Dominique Garcia, qui a lui-même fouillé Nîmes par le passé — notamment pour mettre au jour la mosaïque de Penthée avant la construction du parking Jean-Jaurès en 2007 —, est venu renouveler la convention liant l'Inrap à la municipalité. « Notre ambition commune est de faire de l'archéologie un moteur de connaissances, de transmission et de rayonnement pour la ville », a-t-il déclaré.

Le maire Vincent Bouget a rappelé que « depuis plus de 40 ans, les archéologues et l'Institut accompagnent les projets urbains de la ville. Plus de 400 diagnostics et 140 fouilles préventives ont profondément renouvelé la connaissance archéologique du territoire et ont révélé un patrimoine d'une richesse exceptionnelle, de la Préhistoire à l'époque contemporaine ».

Des découvertes récentes aux arènes

Les archéologues de l'Inrap profitent actuellement de la réfection des arches des arènes, un programme qui s'étend jusqu'en 2032, pour réaliser des sondages et des fouilles. En démontant des blocs endommagés, ils ont découvert des queues-d'aronde, des éléments utilisés pour maintenir les dalles, indiquant l'existence d'un premier amphithéâtre sous l'actuel. Cette découverte a été débattue lors d'un colloque organisé grâce à la convention.

Dominique Garcia a souligné l'importance des travaux urbains pour l'archéologie : « Si on arrive ainsi à enrichir nos connaissances, c'est aussi parce que Nîmes ose faire vivre sa ville, l'aménage. Sans travaux, il n'y aurait pas de diagnostic, étape obligatoire avant le lancement d'un chantier, et encore moins de fouilles ».

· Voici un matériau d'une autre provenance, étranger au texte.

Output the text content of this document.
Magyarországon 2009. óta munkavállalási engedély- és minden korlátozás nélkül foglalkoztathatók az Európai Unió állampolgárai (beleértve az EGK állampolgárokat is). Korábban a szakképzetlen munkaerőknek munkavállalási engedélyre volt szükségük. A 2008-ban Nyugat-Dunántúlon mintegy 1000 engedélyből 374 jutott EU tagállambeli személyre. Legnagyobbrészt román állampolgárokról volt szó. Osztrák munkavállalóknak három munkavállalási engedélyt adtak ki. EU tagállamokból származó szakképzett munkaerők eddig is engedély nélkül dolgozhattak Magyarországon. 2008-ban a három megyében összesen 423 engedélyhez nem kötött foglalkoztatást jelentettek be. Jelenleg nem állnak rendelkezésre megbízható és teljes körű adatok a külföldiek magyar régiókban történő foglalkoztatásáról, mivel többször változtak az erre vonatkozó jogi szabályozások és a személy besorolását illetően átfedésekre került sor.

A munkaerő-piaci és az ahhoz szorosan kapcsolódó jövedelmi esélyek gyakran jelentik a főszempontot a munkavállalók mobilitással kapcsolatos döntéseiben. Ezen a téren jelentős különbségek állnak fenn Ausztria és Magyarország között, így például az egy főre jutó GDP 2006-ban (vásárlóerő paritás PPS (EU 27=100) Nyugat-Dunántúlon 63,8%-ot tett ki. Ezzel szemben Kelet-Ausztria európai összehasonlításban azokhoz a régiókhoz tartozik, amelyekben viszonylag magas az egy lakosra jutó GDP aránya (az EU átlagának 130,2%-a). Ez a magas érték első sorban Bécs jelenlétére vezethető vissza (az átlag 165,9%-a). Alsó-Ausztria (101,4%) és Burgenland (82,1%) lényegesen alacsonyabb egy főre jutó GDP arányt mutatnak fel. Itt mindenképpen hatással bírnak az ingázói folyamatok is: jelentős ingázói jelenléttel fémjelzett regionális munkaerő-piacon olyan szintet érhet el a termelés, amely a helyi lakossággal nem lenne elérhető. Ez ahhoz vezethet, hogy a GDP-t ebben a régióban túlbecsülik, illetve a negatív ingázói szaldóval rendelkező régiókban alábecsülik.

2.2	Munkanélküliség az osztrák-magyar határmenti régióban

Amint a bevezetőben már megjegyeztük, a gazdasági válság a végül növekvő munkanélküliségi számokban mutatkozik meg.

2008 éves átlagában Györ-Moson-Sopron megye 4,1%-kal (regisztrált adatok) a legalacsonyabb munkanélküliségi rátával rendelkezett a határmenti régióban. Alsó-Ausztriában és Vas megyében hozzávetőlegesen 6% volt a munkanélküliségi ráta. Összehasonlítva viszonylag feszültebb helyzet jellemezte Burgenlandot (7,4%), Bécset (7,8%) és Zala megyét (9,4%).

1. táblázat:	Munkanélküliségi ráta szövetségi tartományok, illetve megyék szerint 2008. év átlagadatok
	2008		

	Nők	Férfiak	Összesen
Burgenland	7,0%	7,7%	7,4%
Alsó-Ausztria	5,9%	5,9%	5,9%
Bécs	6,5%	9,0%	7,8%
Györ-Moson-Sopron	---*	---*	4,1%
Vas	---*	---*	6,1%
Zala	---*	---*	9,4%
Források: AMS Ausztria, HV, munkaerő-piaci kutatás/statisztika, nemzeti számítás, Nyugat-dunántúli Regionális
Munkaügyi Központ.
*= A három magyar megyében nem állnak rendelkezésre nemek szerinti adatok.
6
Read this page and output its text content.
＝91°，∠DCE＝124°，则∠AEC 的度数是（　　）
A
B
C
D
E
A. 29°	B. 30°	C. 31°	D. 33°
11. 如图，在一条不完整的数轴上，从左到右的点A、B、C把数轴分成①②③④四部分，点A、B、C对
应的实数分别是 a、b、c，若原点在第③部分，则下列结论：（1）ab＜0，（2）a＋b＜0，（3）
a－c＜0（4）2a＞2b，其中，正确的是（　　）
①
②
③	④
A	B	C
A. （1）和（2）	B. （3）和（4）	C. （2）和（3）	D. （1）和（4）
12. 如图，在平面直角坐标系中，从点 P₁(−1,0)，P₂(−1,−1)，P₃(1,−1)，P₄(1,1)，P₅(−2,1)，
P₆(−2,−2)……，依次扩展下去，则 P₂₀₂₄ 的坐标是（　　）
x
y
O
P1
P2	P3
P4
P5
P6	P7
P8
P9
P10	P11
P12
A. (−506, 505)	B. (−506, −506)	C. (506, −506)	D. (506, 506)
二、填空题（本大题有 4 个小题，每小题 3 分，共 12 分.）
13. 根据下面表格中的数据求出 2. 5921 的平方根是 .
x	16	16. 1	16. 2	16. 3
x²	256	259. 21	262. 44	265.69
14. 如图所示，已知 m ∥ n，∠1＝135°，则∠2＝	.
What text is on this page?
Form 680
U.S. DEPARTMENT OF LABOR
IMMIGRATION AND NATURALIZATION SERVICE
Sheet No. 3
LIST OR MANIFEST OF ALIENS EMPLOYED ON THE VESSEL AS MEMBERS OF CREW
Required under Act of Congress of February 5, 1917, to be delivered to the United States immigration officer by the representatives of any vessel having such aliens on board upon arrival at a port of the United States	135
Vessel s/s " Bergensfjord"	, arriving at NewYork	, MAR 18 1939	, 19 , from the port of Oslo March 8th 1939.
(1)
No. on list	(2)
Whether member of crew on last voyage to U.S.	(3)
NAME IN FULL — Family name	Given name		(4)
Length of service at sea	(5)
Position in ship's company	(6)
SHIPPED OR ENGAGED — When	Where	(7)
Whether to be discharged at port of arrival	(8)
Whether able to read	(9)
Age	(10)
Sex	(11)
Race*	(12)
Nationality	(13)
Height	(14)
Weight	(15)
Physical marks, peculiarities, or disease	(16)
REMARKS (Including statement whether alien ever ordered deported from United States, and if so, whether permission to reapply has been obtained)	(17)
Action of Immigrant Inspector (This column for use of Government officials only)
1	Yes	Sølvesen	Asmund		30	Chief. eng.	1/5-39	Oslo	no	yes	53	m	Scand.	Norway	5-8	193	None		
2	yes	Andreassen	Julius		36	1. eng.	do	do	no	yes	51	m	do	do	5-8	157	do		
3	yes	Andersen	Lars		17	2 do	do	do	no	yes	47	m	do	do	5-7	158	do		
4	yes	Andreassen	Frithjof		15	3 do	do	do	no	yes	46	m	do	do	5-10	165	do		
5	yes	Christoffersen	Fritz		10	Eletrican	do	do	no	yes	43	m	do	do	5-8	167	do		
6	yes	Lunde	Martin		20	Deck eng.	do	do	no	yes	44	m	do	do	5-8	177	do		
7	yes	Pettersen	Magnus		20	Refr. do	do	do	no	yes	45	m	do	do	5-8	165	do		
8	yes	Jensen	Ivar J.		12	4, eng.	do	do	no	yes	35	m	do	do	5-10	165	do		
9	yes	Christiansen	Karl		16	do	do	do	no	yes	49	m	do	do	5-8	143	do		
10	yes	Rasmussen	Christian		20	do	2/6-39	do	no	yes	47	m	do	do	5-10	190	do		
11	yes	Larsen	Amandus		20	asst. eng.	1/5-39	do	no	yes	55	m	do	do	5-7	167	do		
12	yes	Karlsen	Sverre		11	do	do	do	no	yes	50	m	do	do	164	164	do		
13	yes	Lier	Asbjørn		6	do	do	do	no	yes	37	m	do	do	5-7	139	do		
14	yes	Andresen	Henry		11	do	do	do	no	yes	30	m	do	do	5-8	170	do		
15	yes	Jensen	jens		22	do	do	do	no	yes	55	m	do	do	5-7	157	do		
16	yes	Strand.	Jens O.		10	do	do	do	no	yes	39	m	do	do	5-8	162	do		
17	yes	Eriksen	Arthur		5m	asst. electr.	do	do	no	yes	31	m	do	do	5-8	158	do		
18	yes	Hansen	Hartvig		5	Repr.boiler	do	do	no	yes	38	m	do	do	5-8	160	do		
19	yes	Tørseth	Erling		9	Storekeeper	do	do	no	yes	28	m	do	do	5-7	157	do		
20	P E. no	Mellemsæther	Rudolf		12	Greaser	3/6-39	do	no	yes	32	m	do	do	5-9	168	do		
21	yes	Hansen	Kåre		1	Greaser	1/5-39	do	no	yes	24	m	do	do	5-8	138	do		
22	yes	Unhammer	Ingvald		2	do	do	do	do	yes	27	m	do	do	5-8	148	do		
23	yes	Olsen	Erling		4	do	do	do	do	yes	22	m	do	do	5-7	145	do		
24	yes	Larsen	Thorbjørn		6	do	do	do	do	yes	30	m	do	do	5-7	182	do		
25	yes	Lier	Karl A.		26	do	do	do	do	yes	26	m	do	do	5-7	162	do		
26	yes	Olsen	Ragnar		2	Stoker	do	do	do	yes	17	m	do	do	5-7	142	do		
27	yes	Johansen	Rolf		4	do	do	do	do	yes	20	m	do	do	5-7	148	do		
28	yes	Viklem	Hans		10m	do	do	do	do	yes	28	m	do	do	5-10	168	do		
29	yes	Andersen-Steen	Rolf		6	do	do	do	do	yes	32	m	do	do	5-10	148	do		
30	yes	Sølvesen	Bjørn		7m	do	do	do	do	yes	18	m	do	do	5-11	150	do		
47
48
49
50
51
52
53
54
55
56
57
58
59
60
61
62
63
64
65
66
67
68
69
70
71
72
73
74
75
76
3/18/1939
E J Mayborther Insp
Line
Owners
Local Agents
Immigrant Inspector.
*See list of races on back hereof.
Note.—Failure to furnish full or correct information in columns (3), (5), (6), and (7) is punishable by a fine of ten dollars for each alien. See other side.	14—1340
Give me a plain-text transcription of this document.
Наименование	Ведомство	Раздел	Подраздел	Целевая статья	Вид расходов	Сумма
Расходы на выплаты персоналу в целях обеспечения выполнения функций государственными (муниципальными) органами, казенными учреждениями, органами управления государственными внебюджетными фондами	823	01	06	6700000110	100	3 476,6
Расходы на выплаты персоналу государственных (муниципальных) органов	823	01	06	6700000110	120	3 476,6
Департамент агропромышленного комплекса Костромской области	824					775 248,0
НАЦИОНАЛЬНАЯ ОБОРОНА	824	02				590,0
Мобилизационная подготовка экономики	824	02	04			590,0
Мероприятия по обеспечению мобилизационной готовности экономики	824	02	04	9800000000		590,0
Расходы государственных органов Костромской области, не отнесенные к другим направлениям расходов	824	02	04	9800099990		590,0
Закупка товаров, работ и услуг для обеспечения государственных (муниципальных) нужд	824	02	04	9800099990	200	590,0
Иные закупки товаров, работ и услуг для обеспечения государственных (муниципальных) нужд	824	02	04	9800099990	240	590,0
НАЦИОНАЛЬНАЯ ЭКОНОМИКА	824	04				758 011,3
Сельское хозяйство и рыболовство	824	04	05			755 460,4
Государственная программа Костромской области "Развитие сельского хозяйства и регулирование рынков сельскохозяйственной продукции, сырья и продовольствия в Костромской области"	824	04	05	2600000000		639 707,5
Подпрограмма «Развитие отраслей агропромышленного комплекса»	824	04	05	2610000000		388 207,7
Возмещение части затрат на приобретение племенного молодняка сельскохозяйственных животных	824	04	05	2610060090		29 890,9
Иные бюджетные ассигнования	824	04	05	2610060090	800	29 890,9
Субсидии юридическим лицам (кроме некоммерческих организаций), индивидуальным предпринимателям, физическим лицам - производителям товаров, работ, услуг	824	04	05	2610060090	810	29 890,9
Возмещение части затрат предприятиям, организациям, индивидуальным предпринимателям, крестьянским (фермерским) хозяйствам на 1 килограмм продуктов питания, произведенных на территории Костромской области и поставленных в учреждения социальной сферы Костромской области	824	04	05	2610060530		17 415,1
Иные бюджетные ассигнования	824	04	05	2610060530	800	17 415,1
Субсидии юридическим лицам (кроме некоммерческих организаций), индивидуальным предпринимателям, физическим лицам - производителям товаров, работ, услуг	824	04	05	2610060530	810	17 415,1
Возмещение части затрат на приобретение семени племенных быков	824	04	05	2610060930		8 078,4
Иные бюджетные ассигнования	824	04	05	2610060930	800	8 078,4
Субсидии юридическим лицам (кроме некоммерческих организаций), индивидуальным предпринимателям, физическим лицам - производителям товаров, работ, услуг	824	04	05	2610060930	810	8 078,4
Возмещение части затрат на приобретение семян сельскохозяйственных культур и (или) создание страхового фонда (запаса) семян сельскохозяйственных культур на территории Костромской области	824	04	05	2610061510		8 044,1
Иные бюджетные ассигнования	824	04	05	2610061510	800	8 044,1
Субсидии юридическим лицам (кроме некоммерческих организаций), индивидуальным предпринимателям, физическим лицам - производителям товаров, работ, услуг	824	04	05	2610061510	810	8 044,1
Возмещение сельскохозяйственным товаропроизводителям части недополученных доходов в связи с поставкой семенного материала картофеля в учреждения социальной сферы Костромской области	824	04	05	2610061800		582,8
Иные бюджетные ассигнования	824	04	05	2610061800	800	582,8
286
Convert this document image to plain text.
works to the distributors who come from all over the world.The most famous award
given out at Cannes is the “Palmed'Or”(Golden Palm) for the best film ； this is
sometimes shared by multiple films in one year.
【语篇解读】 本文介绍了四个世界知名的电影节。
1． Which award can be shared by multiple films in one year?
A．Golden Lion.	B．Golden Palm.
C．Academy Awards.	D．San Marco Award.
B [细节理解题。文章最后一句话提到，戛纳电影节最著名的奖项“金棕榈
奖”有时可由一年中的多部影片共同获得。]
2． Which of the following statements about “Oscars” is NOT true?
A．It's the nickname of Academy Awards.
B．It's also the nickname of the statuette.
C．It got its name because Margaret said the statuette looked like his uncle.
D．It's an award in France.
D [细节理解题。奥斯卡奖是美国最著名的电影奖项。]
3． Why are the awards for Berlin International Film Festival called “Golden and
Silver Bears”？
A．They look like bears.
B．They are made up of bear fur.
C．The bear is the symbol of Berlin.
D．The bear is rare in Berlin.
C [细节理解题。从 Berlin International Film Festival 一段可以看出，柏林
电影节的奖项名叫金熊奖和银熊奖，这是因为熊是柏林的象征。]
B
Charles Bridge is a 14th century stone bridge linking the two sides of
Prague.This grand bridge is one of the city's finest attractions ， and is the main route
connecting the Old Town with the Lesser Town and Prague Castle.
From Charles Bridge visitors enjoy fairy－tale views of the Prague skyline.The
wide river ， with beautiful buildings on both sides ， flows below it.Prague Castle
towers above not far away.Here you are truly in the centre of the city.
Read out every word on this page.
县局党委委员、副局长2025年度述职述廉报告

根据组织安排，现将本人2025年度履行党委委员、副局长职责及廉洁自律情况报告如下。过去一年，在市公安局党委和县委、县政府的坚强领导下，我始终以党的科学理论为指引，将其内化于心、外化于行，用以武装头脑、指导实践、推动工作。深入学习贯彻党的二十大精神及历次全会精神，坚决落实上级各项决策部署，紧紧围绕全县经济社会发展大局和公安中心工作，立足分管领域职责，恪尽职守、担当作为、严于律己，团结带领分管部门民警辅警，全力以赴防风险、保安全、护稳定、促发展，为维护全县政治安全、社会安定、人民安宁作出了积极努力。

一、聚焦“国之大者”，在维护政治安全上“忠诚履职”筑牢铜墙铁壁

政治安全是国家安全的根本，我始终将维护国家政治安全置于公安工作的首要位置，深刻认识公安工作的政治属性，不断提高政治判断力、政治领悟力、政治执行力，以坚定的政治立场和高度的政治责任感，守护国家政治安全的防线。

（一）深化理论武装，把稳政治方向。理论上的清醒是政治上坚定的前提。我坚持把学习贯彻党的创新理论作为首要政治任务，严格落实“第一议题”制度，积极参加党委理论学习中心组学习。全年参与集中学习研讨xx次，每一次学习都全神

Un avenir prometteur : réseau de chauffage urbain et Atlas numérique

L'Inrap place de grands espoirs dans le projet de réseau de chauffage urbain prévu pour septembre, qui traversera des zones archéologiquement sensibles. Par ailleurs, le même mois verra le lancement de l'Atlas numérique, qui rendra accessibles les données de 50 des plus belles fouilles réalisées dans le centre de Nîmes. « Cet atlas racontera l'histoire de la ville, de l'Antiquité au Moyen-Âge, adresse par adresse », a précisé Dominique Garcia.

Ce travail s'inscrit dans le plan de gestion de la Maison carrée après son inscription à l'Unesco. Il a été facilité par la présence du siège de la direction interrégionale Midi-Méditerranée à Nîmes, faisant de la ville une véritable capitale de l'archéologie.